FLC alumnus helps prepare Perfect Day

Monday, September 28, 2020

A perfect day is “the day we throw a big party with luscious, animal-free milk, cheese, yogurt, and ice cream,” according to the Perfect Day Foods website. While animal-free creamy goodness may sound odd to the uninitiated, for Adam Hamilton (Philosophy and Biochemistry, ’18), animal-free dairy alternatives are the future.  

Hamilton is Boulder-born, raised by an electrical engineer and an international marketer with a penchant for nonprofit work. As a burgeoning philosopher, Hamilton chose Fort Lewis College, renowned for their engaging and dynamic philosophy curriculum. Little did he know that the Intro to Philosophy class he took his first year at FLC would change his life – and the lives of many animals – forever. 

Guided by Justin McBrayer, professor of Philosophy, this small class of first-year students explores a spectrum of worldviews, epistemologies, and ethics. In the spirit of experiential learning, FLC Philosophy courses thrive on intimate discussions, pushing students to think critically and communicate thoughtfully. These discussions can be provocative as they consider ethics and morality in the context of the everyday. 

“I think if there are no ethics or no morality, then there’s not really a point in doing much of anything,” says Hamilton. 

For Hamilton, Intro to Philosophy opened his eyes to an awareness that the foods we put into our bodies have implications on our health, the environment, and animal welfare. As he navigated the idea of ethical eating, veganism seemed a natural path. But after much deliberation and reason – however misguided, he adds – Hamilton now considers himself “mostly vegetarian.” 

"I would never go fishing or slaughter my own animals because I believe that animals feel pain.
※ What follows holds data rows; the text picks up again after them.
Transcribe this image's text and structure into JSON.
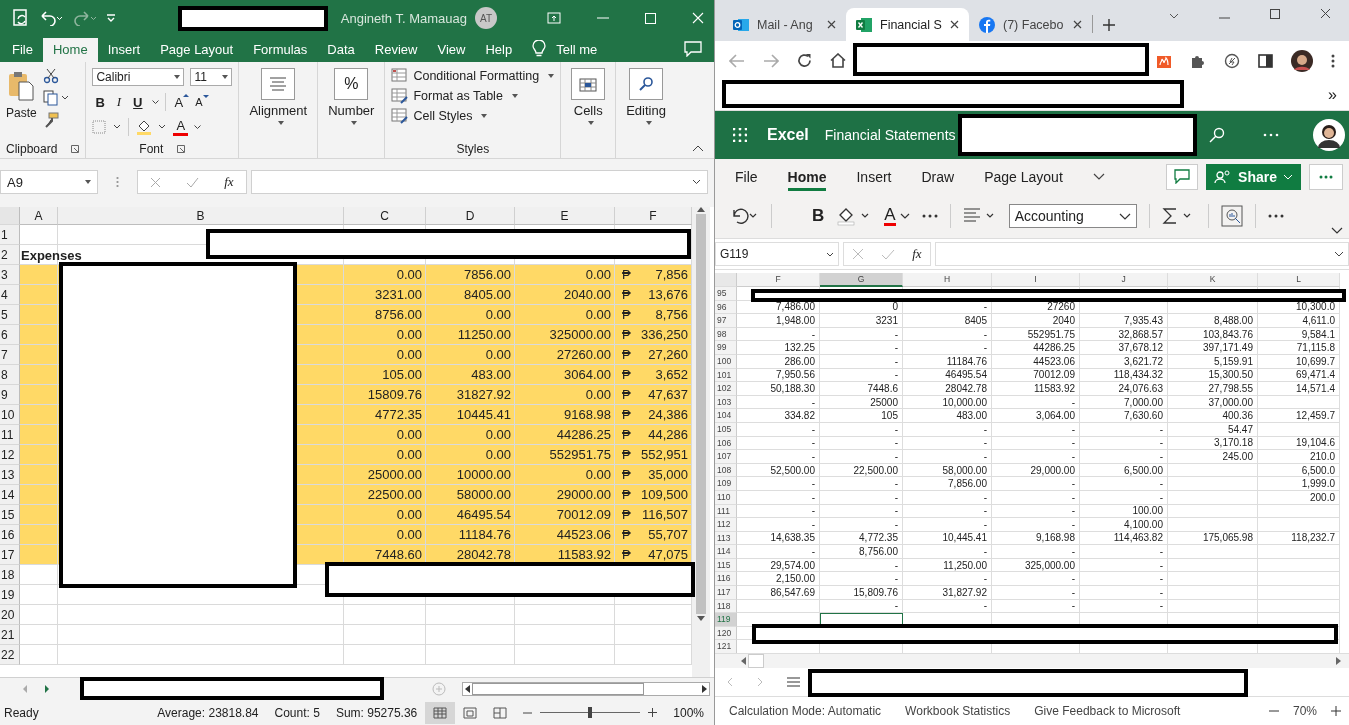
{
  "excel_desktop": {
    "title_bar": {
      "user_name": "Angineth T. Mamauag",
      "user_initials": "AT"
    },
    "ribbon_tabs": [
      {
        "label": "File",
        "selected": false
      },
      {
        "label": "Home",
        "selected": true
      },
      {
        "label": "Insert",
        "selected": false
      },
      {
        "label": "Page Layout",
        "selected": false
      },
      {
        "label": "Formulas",
        "selected": false
      },
      {
        "label": "Data",
        "selected": false
      },
      {
        "label": "Review",
        "selected": false
      },
      {
        "label": "View",
        "selected": false
      },
      {
        "label": "Help",
        "selected": false
      }
    ],
    "tell_me": "Tell me",
    "ribbon": {
      "paste": "Paste",
      "clipboard_label": "Clipboard",
      "font_name": "Calibri",
      "font_size": "11",
      "bold": "B",
      "italic": "I",
      "underline": "U",
      "grow_font": "A",
      "shrink_font": "A",
      "font_color": "A",
      "font_label": "Font",
      "alignment": "Alignment",
      "number": "Number",
      "number_symbol": "%",
      "styles": [
        "Conditional Formatting",
        "Format as Table",
        "Cell Styles"
      ],
      "styles_label": "Styles",
      "cells": "Cells",
      "editing": "Editing"
    },
    "formula_bar": {
      "name_box": "A9",
      "function_label": "fx"
    },
    "columns": [
      "A",
      "B",
      "C",
      "D",
      "E",
      "F"
    ],
    "rows": [
      {
        "number": "1"
      },
      {
        "number": "2",
        "label": "Expenses"
      },
      {
        "number": "3",
        "highlighted": true,
        "values": [
          "0.00",
          "7856.00",
          "0.00"
        ],
        "currency_symbol": "₱",
        "total": "7,856"
      },
      {
        "number": "4",
        "highlighted": true,
        "values": [
          "3231.00",
          "8405.00",
          "2040.00"
        ],
        "currency_symbol": "₱",
        "total": "13,676"
      },
      {
        "number": "5",
        "highlighted": true,
        "values": [
          "8756.00",
          "0.00",
          "0.00"
        ],
        "currency_symbol": "₱",
        "total": "8,756"
      },
      {
        "number": "6",
        "highlighted": true,
        "values": [
          "0.00",
          "11250.00",
          "325000.00"
        ],
        "currency_symbol": "₱",
        "total": "336,250"
      },
      {
        "number": "7",
        "highlighted": true,
        "values": [
          "0.00",
          "0.00",
          "27260.00"
        ],
        "currency_symbol": "₱",
        "total": "27,260"
      },
      {
        "number": "8",
        "highlighted": true,
        "values": [
          "105.00",
          "483.00",
          "3064.00"
        ],
        "currency_symbol": "₱",
        "total": "3,652"
      },
      {
        "number": "9",
        "highlighted": true,
        "values": [
          "15809.76",
          "31827.92",
          "0.00"
        ],
        "currency_symbol": "₱",
        "total": "47,637"
      },
      {
        "number": "10",
        "highlighted": true,
        "values": [
          "4772.35",
          "10445.41",
          "9168.98"
        ],
        "currency_symbol": "₱",
        "total": "24,386"
      },
      {
        "number": "11",
        "highlighted": true,
        "values": [
          "0.00",
          "0.00",
          "44286.25"
        ],
        "currency_symbol": "₱",
        "total": "44,286"
      },
      {
        "number": "12",
        "highlighted": true,
        "values": [
          "0.00",
          "0.00",
          "552951.75"
        ],
        "currency_symbol": "₱",
        "total": "552,951"
      },
      {
        "number": "13",
        "highlighted": true,
        "values": [
          "25000.00",
          "10000.00",
          "0.00"
        ],
        "currency_symbol": "₱",
        "total": "35,000"
      },
      {
        "number": "14",
        "highlighted": true,
        "values": [
          "22500.00",
          "58000.00",
          "29000.00"
        ],
        "currency_symbol": "₱",
        "total": "109,500"
      },
      {
        "number": "15",
        "highlighted": true,
        "values": [
          "0.00",
          "46495.54",
          "70012.09"
        ],
        "currency_symbol": "₱",
        "total": "116,507"
      },
      {
        "number": "16",
        "highlighted": true,
        "values": [
          "0.00",
          "11184.76",
          "44523.06"
        ],
        "currency_symbol": "₱",
        "total": "55,707"
      },
      {
        "number": "17",
        "highlighted": true,
        "values": [
          "7448.60",
          "28042.78",
          "11583.92"
        ],
        "currency_symbol": "₱",
        "total": "47,075"
      },
      {
        "number": "18"
      },
      {
        "number": "19"
      },
      {
        "number": "20"
      },
      {
        "number": "21"
      },
      {
        "number": "22"
      }
    ],
    "status_bar": {
      "mode": "Ready",
      "average": "Average: 23818.84",
      "count": "Count: 5",
      "sum": "Sum: 95275.36",
      "zoom": "100%",
      "zoom_slider": {
        "level": 0.5
      }
    }
  },
  "browser": {
    "tabs": [
      {
        "title": "Mail - Ang",
        "kind": "mail",
        "selected": false
      },
      {
        "title": "Financial S",
        "kind": "spreadsheet",
        "selected": true
      },
      {
        "title": "(7) Facebo",
        "kind": "social",
        "selected": false
      }
    ],
    "bookmarks_overflow": "»",
    "excel_web": {
      "app_name": "Excel",
      "document_title": "Financial Statements",
      "ribbon_tabs": [
        {
          "label": "File",
          "selected": false
        },
        {
          "label": "Home",
          "selected": true
        },
        {
          "label": "Insert",
          "selected": false
        },
        {
          "label": "Draw",
          "selected": false
        },
        {
          "label": "Page Layout",
          "selected": false
        }
      ],
      "share": "Share",
      "bold": "B",
      "font_color": "A",
      "number_format": "Accounting",
      "formula_bar": {
        "name_box": "G119",
        "function_label": "fx"
      },
      "columns": [
        {
          "label": "F",
          "selected": false
        },
        {
          "label": "G",
          "selected": true
        },
        {
          "label": "H",
          "selected": false
        },
        {
          "label": "I",
          "selected": false
        },
        {
          "label": "J",
          "selected": false
        },
        {
          "label": "K",
          "selected": false
        },
        {
          "label": "L",
          "selected": false
        }
      ],
      "rows": [
        {
          "number": "95",
          "selected": false
        },
        {
          "number": "96",
          "selected": false,
          "cells": [
            "7,486.00",
            "0",
            "-",
            "27260",
            null,
            null,
            "10,300.0"
          ]
        },
        {
          "number": "97",
          "selected": false,
          "cells": [
            "1,948.00",
            "3231",
            "8405",
            "2040",
            "7,935.43",
            "8,488.00",
            "4,611.0"
          ]
        },
        {
          "number": "98",
          "selected": false,
          "cells": [
            "-",
            "-",
            "-",
            "552951.75",
            "32,868.57",
            "103,843.76",
            "9,584.1"
          ]
        },
        {
          "number": "99",
          "selected": false,
          "cells": [
            "132.25",
            "-",
            "-",
            "44286.25",
            "37,678.12",
            "397,171.49",
            "71,115.8"
          ]
        },
        {
          "number": "100",
          "selected": false,
          "cells": [
            "286.00",
            "-",
            "11184.76",
            "44523.06",
            "3,621.72",
            "5,159.91",
            "10,699.7"
          ]
        },
        {
          "number": "101",
          "selected": false,
          "cells": [
            "7,950.56",
            "-",
            "46495.54",
            "70012.09",
            "118,434.32",
            "15,300.50",
            "69,471.4"
          ]
        },
        {
          "number": "102",
          "selected": false,
          "cells": [
            "50,188.30",
            "7448.6",
            "28042.78",
            "11583.92",
            "24,076.63",
            "27,798.55",
            "14,571.4"
          ]
        },
        {
          "number": "103",
          "selected": false,
          "cells": [
            "-",
            "25000",
            "10,000.00",
            "-",
            "7,000.00",
            "37,000.00",
            null
          ]
        },
        {
          "number": "104",
          "selected": false,
          "cells": [
            "334.82",
            "105",
            "483.00",
            "3,064.00",
            "7,630.60",
            "400.36",
            "12,459.7"
          ]
        },
        {
          "number": "105",
          "selected": false,
          "cells": [
            "-",
            "-",
            "-",
            "-",
            "-",
            "54.47",
            null
          ]
        },
        {
          "number": "106",
          "selected": false,
          "cells": [
            "-",
            "-",
            "-",
            "-",
            "-",
            "3,170.18",
            "19,104.6"
          ]
        },
        {
          "number": "107",
          "selected": false,
          "cells": [
            "-",
            "-",
            "-",
            "-",
            "-",
            "245.00",
            "210.0"
          ]
        },
        {
          "number": "108",
          "selected": false,
          "cells": [
            "52,500.00",
            "22,500.00",
            "58,000.00",
            "29,000.00",
            "6,500.00",
            null,
            "6,500.0"
          ]
        },
        {
          "number": "109",
          "selected": false,
          "cells": [
            "-",
            "-",
            "7,856.00",
            "-",
            "-",
            null,
            "1,999.0"
          ]
        },
        {
          "number": "110",
          "selected": false,
          "cells": [
            "-",
            "-",
            "-",
            "-",
            "-",
            null,
            "200.0"
          ]
        },
        {
          "number": "111",
          "selected": false,
          "cells": [
            "-",
            "-",
            "-",
            "-",
            "100.00",
            null,
            null
          ]
        },
        {
          "number": "112",
          "selected": false,
          "cells": [
            "-",
            "-",
            "-",
            "-",
            "4,100.00",
            null,
            null
          ]
        },
        {
          "number": "113",
          "selected": false,
          "cells": [
            "14,638.35",
            "4,772.35",
            "10,445.41",
            "9,168.98",
            "114,463.82",
            "175,065.98",
            "118,232.7"
          ]
        },
        {
          "number": "114",
          "selected": false,
          "cells": [
            "-",
            "8,756.00",
            "-",
            "-",
            "-",
            null,
            null
          ]
        },
        {
          "number": "115",
          "selected": false,
          "cells": [
            "29,574.00",
            "-",
            "11,250.00",
            "325,000.00",
            "-",
            null,
            null
          ]
        },
        {
          "number": "116",
          "selected": false,
          "cells": [
            "2,150.00",
            "-",
            "-",
            "-",
            "-",
            null,
            null
          ]
        },
        {
          "number": "117",
          "selected": false,
          "cells": [
            "86,547.69",
            "15,809.76",
            "31,827.92",
            "-",
            "-",
            null,
            null
          ]
        },
        {
          "number": "118",
          "selected": false,
          "cells": [
            null,
            "-",
            "-",
            "-",
            "-",
            null,
            null
          ]
        },
        {
          "number": "119",
          "selected": true
        },
        {
          "number": "120",
          "selected": false
        },
        {
          "number": "121",
          "selected": false
        }
      ],
      "status_bar": {
        "calculation": "Calculation Mode: Automatic",
        "statistics": "Workbook Statistics",
        "feedback": "Give Feedback to Microsoft",
        "zoom": "70%"
      }
    }
  }
}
If something feels pain, then I think we should take it into moral consideration."


“I would never go fishing or slaughter my own animals because I believe that animals feel pain,” he says. “If something feels pain, then I think we should take it into moral consideration.”

For his sophomore year of college, Hamilton transferred to the University of Hawai’i Manoā, which has a student population of roughly 18,000 – the same size as the city of Durango. He took another Philosophy course, and though the class size was the same and the lecture topics similar, the experience was a far cry from the rousing discussions he’d grown accustomed to at FLC. So, he returned to Durango and FLC’s Philosophy program. 

“I also tacked on Chemistry and Biochemistry because I’d studied ethics,” he says. “Instead of simply pontificating, I could put some of my beliefs to work trying to create a world in which it is possible to have a lot less suffering. It’s all well and good to go vegan and not support companies that perform animal testing, but I think practically speaking, we can do a lot more with biotechnology.”  

In 2018, Hamilton graduated from FLC with a double major in Philosophy and Biochemistry and started working for Perfect Day Foods in San Francisco, California. The six-year-old company concocts whey proteins utilizing a similar fermentation process as that used in making beer. As a Research Assistant, Hamilton splits his workweek between home and the lab, where he sorts “proteins of interest” from other proteins, cells, salts, and nutrients. These sorted proteins are then passed along to create delicious, animal-free dairy products, like Smitten N’Ice Cream and Brave Robot Ice Cream, that make for those perfect-day parties. 

Without McBrayer’s Intro to Philosophy class, Hamilton says he might never have realized that he could actually do something with ethics and change the world for the better. 

“There are a lot of crossovers between the humanities and sciences,” says Hamilton. “I wish we could see more applications like this with a liberal arts education.” 

For more on Hamilton’s fascinating research on ethical eating, check out “Do Plants Feel Pain?”, a paper that he co-authored with McBrayer and published in July 2020 in the peer-reviewed journal Disputatio.

*The thoughts shared in this article are from Adam Hamilton and not promoted by Perfect Day Foods, LLC.